At the highest point of its trajectory (when it reaches the maximum height), the kinetic energy is zero because the body comes to a momentary rest before falling back down due to gravity. At this point, all the total mechanical energy is in the form of potential energy.

Therefore, at the maximum height, the potential energy is equal to the total mechanical energy, and the kinetic energy is zero.

Now let's consider the point where the kinetic energy becomes 75% of the potential energy. To do this, we need to find the corresponding potential energy at that point.

Since the total mechanical energy is conserved, we know that:

Potential Energy + Kinetic Energy = Total Mechanical Energy

At the maximum height, the potential energy is equal to the total mechanical energy:

Potential Energy (Max Height) = Total Mechanical Energy

Let's denote the potential energy at the maximum height as PE_max.

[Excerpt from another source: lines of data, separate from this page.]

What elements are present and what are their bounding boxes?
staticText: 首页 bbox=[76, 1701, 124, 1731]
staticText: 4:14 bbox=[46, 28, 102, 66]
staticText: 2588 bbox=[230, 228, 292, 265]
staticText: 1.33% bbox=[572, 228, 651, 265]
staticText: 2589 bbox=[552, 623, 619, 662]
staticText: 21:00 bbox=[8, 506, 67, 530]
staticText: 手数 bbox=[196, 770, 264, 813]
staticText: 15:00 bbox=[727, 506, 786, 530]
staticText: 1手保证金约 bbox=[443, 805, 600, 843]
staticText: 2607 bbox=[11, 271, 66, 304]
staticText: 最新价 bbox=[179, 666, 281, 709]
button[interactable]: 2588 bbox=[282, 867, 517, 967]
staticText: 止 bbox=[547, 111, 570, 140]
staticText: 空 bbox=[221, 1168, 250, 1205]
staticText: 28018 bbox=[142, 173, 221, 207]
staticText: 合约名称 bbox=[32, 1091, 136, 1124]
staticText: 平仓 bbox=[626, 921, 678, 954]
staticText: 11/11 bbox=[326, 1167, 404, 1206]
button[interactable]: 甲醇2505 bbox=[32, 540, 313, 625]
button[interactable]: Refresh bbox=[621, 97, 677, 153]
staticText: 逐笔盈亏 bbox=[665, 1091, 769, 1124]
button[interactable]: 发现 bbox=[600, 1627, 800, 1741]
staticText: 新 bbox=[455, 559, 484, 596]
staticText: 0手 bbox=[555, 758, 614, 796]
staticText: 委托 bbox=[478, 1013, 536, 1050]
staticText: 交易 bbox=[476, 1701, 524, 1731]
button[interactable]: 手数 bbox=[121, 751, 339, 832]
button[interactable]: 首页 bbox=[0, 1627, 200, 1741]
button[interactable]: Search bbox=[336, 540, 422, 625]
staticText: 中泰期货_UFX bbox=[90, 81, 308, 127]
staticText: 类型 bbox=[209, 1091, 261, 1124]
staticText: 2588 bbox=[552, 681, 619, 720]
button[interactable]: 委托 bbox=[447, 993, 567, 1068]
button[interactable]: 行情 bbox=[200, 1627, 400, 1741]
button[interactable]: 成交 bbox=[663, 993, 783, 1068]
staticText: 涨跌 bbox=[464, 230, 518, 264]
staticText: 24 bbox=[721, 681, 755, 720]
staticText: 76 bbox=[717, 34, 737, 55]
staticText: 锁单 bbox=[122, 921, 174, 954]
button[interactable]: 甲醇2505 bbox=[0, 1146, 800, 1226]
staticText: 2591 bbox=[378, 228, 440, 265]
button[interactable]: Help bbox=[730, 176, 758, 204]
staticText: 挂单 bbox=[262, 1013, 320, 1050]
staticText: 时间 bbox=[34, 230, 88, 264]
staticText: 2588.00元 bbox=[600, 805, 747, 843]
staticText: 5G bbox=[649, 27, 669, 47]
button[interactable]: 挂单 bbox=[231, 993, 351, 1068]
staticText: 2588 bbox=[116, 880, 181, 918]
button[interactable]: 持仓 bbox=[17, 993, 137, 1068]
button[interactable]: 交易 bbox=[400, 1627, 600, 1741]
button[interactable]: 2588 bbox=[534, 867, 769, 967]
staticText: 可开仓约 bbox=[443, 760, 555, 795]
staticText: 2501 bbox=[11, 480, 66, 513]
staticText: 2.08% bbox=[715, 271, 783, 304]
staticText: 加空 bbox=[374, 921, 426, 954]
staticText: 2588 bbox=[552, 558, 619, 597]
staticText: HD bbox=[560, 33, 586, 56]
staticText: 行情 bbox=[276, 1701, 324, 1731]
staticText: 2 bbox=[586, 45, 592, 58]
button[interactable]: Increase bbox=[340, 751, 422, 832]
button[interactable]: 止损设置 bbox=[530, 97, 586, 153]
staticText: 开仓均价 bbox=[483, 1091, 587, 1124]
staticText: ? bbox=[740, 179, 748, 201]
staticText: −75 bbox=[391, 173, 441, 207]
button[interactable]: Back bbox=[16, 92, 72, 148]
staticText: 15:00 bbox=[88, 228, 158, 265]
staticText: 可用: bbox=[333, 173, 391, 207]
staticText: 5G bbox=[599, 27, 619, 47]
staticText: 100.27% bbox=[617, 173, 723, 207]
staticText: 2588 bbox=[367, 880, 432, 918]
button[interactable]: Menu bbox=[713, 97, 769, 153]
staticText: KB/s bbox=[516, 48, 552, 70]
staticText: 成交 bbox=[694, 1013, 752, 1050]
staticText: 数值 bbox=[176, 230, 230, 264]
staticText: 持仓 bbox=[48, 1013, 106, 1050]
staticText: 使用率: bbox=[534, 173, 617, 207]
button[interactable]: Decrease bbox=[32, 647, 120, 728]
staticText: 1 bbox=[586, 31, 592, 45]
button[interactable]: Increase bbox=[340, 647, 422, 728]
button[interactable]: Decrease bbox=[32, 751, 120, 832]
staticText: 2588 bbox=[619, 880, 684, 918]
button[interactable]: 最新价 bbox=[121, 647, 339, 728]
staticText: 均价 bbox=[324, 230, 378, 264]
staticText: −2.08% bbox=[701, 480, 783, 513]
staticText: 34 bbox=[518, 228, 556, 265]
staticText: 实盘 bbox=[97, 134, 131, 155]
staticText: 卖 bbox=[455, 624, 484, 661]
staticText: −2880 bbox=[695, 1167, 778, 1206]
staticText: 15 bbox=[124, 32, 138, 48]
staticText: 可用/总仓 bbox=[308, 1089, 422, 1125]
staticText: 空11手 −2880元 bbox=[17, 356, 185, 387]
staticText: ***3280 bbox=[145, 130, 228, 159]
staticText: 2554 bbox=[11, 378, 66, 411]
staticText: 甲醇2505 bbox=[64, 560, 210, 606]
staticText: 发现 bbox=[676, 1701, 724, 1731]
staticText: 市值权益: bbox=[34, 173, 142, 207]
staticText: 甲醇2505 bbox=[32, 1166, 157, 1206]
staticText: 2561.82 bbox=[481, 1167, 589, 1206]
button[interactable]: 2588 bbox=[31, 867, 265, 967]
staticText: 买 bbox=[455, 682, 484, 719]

We can rewrite the equation as:

PE_max + 0 (since KE = 0 at the maximum height) = Total Mechanical Energy

Now, let's consider the point where the kinetic energy is 75% of the potential energy. Denote the potential energy at this point as PE_75 and the corresponding kinetic energy as KE_75. We know that:

KE_75 = 0.75 * PE_75 (75% of the potential energy)

Since the total mechanical energy is conserved, we have:

PE_75 + KE_75 = Total Mechanical Energy

Substituting the equation for KE_75, we get:

PE_75 + (0.75 * PE_75) = Total Mechanical Energy

Simplifying the equation, we find:

1.75 * PE_75 = Total Mechanical Energy

However, we do not know the value for the total mechanical energy, so we need additional information to proceed.

To find the location where the kinetic energy is 75% of the potential energy, we need to know the relationship between potential energy and height. If we are given this relationship (e.g., the potential energy as a function of height), we can proceed with solving for the location.